Whenever you make a measurement, you should be aware of the uncertainty in the measurement. It will often, but not always, be determined by the smallest division on the measuring instrument. On a metre rule, which is graduated in millimetres, we should be able to read to the nearest half millimetre, but beware! If we are measuring the length of a rod there are two readings to be taken, one at each end of the rod. Each of these readings has an uncertainty of $0.5 mm$, giving a total uncertainty of $1 mm$.

The uncertainty will depend not only on the precision of the calibrations on the instrument you are using, but also on your ability to observe and on errors introduced by less than perfect equipment or poor technique in taking the observations. Here are some examples of where uncertainties might arise:
Systematic error – A spring on a force meter might, over time, become weaker so that the force meter reads consistently high. Similarly, the magnet in an ammeter might, over the years, become weaker and the needle may not move quite as far round the scale as might be expected. Parallax errors, described earlier, may be another example of a systematic error if one always looks from the same angle, and not directly from above, when taking a measurement. In principle, systematic errors can be corrected for by recalibrating the instrument or by correcting the technique being used.
Zero error – The zero on a ruler might not be at the very beginning of the ruler. This will introduce a fixed error into any reading unless it is allowed for. This is a type of systematic error.
Random errors – When a judgement has to be made by the observer, a measurement will sometimes be above and sometimes below the true value. Random errors can be reduced by making multiple measurements and averaging the results.
Good equipment and good technique will reduce the uncertainties introduced, but difficulties and judgements in making observations will limit the precision of your measurements. Here are two examples of how difficulties in observation will determine the uncertainty in your measurement.

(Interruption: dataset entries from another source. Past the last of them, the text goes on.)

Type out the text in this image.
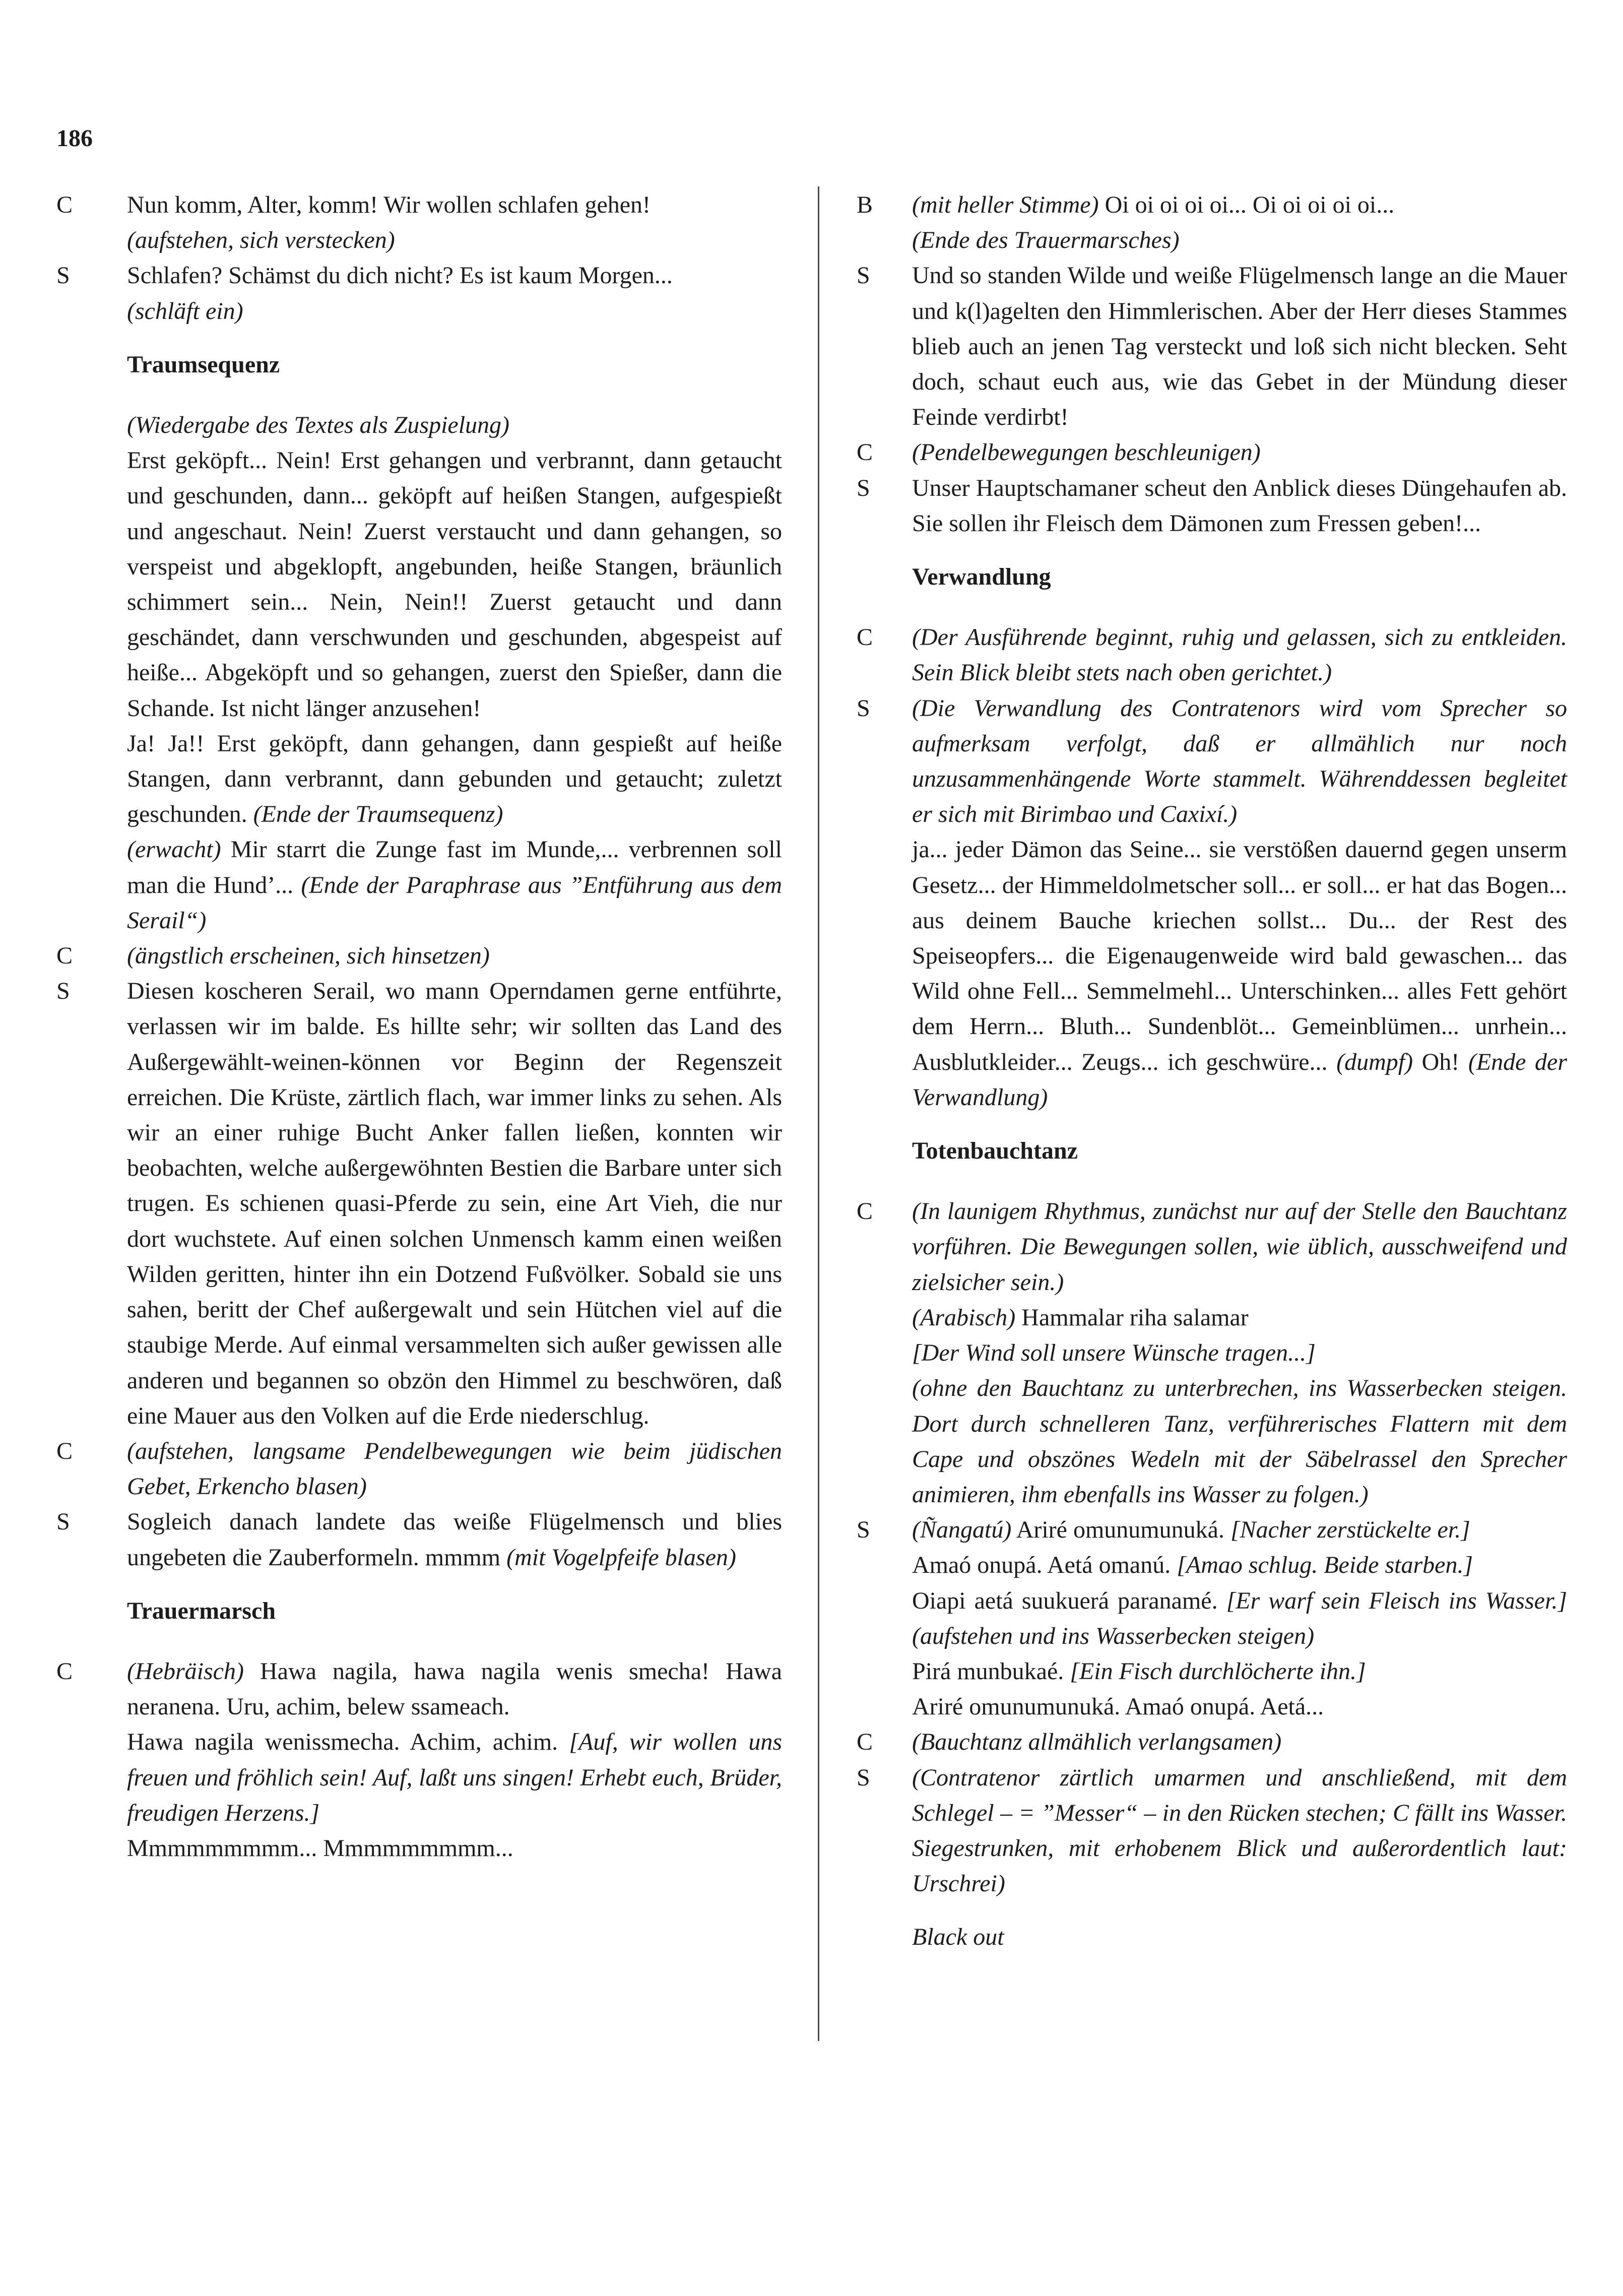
186
C	Nun komm, Alter, komm! Wir wollen schlafen gehen!
(aufstehen, sich verstecken)
S	Schlafen? Schämst du dich nicht? Es ist kaum Morgen...
(schläft ein)
Traumsequenz
(Wiedergabe des Textes als Zuspielung)
Erst geköpft... Nein! Erst gehangen und verbrannt, dann getaucht und geschunden, dann... geköpft auf heißen Stangen, aufgespießt und angeschaut. Nein! Zuerst verstaucht und dann gehangen, so verspeist und abgeklopft, angebunden, heiße Stangen, bräunlich schimmert sein... Nein, Nein!! Zuerst getaucht und dann geschändet, dann verschwunden und geschunden, abgespeist auf heiße... Abgeköpft und so gehangen, zuerst den Spießer, dann die Schande. Ist nicht länger anzusehen!
Ja! Ja!! Erst geköpft, dann gehangen, dann gespießt auf heiße Stangen, dann verbrannt, dann gebunden und getaucht; zuletzt geschunden. (Ende der Traumsequenz)
(erwacht) Mir starrt die Zunge fast im Munde,... verbrennen soll man die Hund’... (Ende der Paraphrase aus ”Entführung aus dem Serail“)
C	(ängstlich erscheinen, sich hinsetzen)
S	Diesen koscheren Serail, wo mann Operndamen gerne entführte, verlassen wir im balde. Es hillte sehr; wir sollten das Land des Außergewählt-weinen-können vor Beginn der Regenszeit erreichen. Die Krüste, zärtlich flach, war immer links zu sehen. Als wir an einer ruhige Bucht Anker fallen ließen, konnten wir beobachten, welche außergewöhnten Bestien die Barbare unter sich trugen. Es schienen quasi-Pferde zu sein, eine Art Vieh, die nur dort wuchstete. Auf einen solchen Unmensch kamm einen weißen Wilden geritten, hinter ihn ein Dotzend Fußvölker. Sobald sie uns sahen, beritt der Chef außergewalt und sein Hütchen viel auf die staubige Merde. Auf einmal versammelten sich außer gewissen alle anderen und begannen so obzön den Himmel zu beschwören, daß eine Mauer aus den Volken auf die Erde niederschlug.
C	(aufstehen, langsame Pendelbewegungen wie beim jüdischen Gebet, Erkencho blasen)
S	Sogleich danach landete das weiße Flügelmensch und blies ungebeten die Zauberformeln. mmmm (mit Vogelpfeife blasen)
Trauermarsch
C	(Hebräisch) Hawa nagila, hawa nagila wenis smecha! Hawa neranena. Uru, achim, belew ssameach.
Hawa nagila wenissmecha. Achim, achim. [Auf, wir wollen uns freuen und fröhlich sein! Auf, laßt uns singen! Erhebt euch, Brüder, freudigen Herzens.]
Mmmmmmmmm... Mmmmmmmmm...
B	(mit heller Stimme) Oi oi oi oi oi... Oi oi oi oi oi...
(Ende des Trauermarsches)
S	Und so standen Wilde und weiße Flügelmensch lange an die Mauer und k(l)agelten den Himmlerischen. Aber der Herr dieses Stammes blieb auch an jenen Tag versteckt und loß sich nicht blecken. Seht doch, schaut euch aus, wie das Gebet in der Mündung dieser Feinde verdirbt!
C	(Pendelbewegungen beschleunigen)
S	Unser Hauptschamaner scheut den Anblick dieses Düngehaufen ab. Sie sollen ihr Fleisch dem Dämonen zum Fressen geben!...
Verwandlung
C	(Der Ausführende beginnt, ruhig und gelassen, sich zu entkleiden. Sein Blick bleibt stets nach oben gerichtet.)
S	(Die Verwandlung des Contratenors wird vom Sprecher so aufmerksam verfolgt, daß er allmählich nur noch unzusammenhängende Worte stammelt. Währenddessen begleitet er sich mit Birimbao und Caxixí.)
ja... jeder Dämon das Seine... sie verstößen dauernd gegen unserm Gesetz... der Himmeldolmetscher soll... er soll... er hat das Bogen... aus deinem Bauche kriechen sollst... Du... der Rest des Speiseopfers... die Eigenaugenweide wird bald gewaschen... das Wild ohne Fell... Semmelmehl... Unterschinken... alles Fett gehört dem Herrn... Bluth... Sundenblöt... Gemeinblümen... unrhein... Ausblutkleider... Zeugs... ich geschwüre... (dumpf) Oh! (Ende der Verwandlung)
Totenbauchtanz
C	(In launigem Rhythmus, zunächst nur auf der Stelle den Bauchtanz vorführen. Die Bewegungen sollen, wie üblich, ausschweifend und zielsicher sein.)
(Arabisch) Hammalar riha salamar
[Der Wind soll unsere Wünsche tragen...]
(ohne den Bauchtanz zu unterbrechen, ins Wasserbecken steigen. Dort durch schnelleren Tanz, verführerisches Flattern mit dem Cape und obszönes Wedeln mit der Säbelrassel den Sprecher animieren, ihm ebenfalls ins Wasser zu folgen.)
S	(Ñangatú) Ariré omunumunuká. [Nacher zerstückelte er.]
Amaó onupá. Aetá omanú. [Amao schlug. Beide starben.]
Oiapi aetá suukuerá paranamé. [Er warf sein Fleisch ins Wasser.] (aufstehen und ins Wasserbecken steigen)
Pirá munbukaé. [Ein Fisch durchlöcherte ihn.]
Ariré omunumunuká. Amaó onupá. Aetá...
C	(Bauchtanz allmählich verlangsamen)
S	(Contratenor zärtlich umarmen und anschließend, mit dem Schlegel – = ”Messer“ – in den Rücken stechen; C fällt ins Wasser. Siegestrunken, mit erhobenem Blick und außerordentlich laut: Urschrei)
Black out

Example 1: Using a stopwatch

Tambo has a digital stopwatch that measures to the nearest one-hundredth of a second. He is timing his sister Nana in a 100 metre race (Figure P1.6). He shows her the stopwatch, which $11.87 s$. She records in her notebook the time $11.9 s$. She explains to Tambo that he cannot possibly measure to the nearest one-hundredth of a second as he has to judge both when the starting pistol was fired and the exact moment at which she crossed the finishing line. To do this to any closer than the nearest one-tenth of a second is impossible. In addition, sometimes he will press the button too early and sometimes too late.

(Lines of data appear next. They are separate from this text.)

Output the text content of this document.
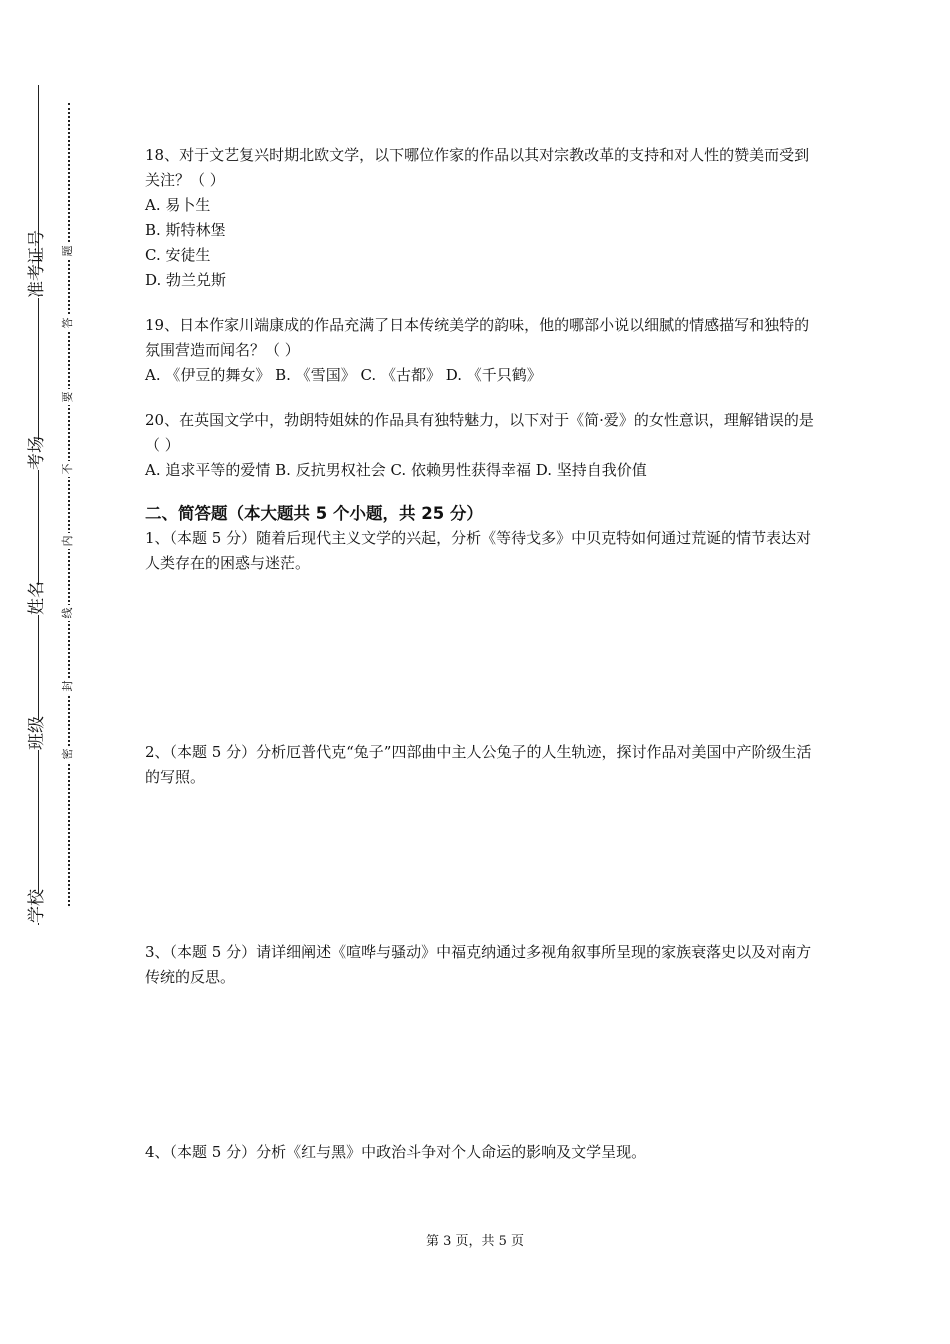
准考证号
考场
姓名
班级
学校
题
答
要
不
内
线
封
密

18、对于文艺复兴时期北欧文学，以下哪位作家的作品以其对宗教改革的支持和对人性的赞美而受到关注？（ ）

A. 易卜生

B. 斯特林堡

C. 安徒生

D. 勃兰兑斯

19、日本作家川端康成的作品充满了日本传统美学的韵味，他的哪部小说以细腻的情感描写和独特的氛围营造而闻名？（ ）

A. 《伊豆的舞女》 B. 《雪国》 C. 《古都》 D. 《千只鹤》

20、在英国文学中，勃朗特姐妹的作品具有独特魅力，以下对于《简·爱》的女性意识，理解错误的是（ ）

A. 追求平等的爱情 B. 反抗男权社会 C. 依赖男性获得幸福 D. 坚持自我价值

二、简答题（本大题共 5 个小题，共 25 分）

1、（本题 5 分）随着后现代主义文学的兴起，分析《等待戈多》中贝克特如何通过荒诞的情节表达对人类存在的困惑与迷茫。

2、（本题 5 分）分析厄普代克“兔子”四部曲中主人公兔子的人生轨迹，探讨作品对美国中产阶级生活的写照。

3、（本题 5 分）请详细阐述《喧哗与骚动》中福克纳通过多视角叙事所呈现的家族衰落史以及对南方传统的反思。

4、（本题 5 分）分析《红与黑》中政治斗争对个人命运的影响及文学呈现。

第 3 页，共 5 页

Example 2: Measuring displacement of a pendulum

Fatima is asked to measure the maximum displacement of a pendulum bob as it oscillates, as shown in Figure P1.7. She uses a ruler calibrated in millimetres. She argues that she can measure the displacement to the nearest millimetre. Joanne, however, correctly argues that she can only measure it to the nearest two millimetres, as not only is there the uncertainty at either end ($0.5 mm$) but she also has to judge precisely the point at which the bob is at its greatest displacement, which adds an extra millimetre to the uncertainty.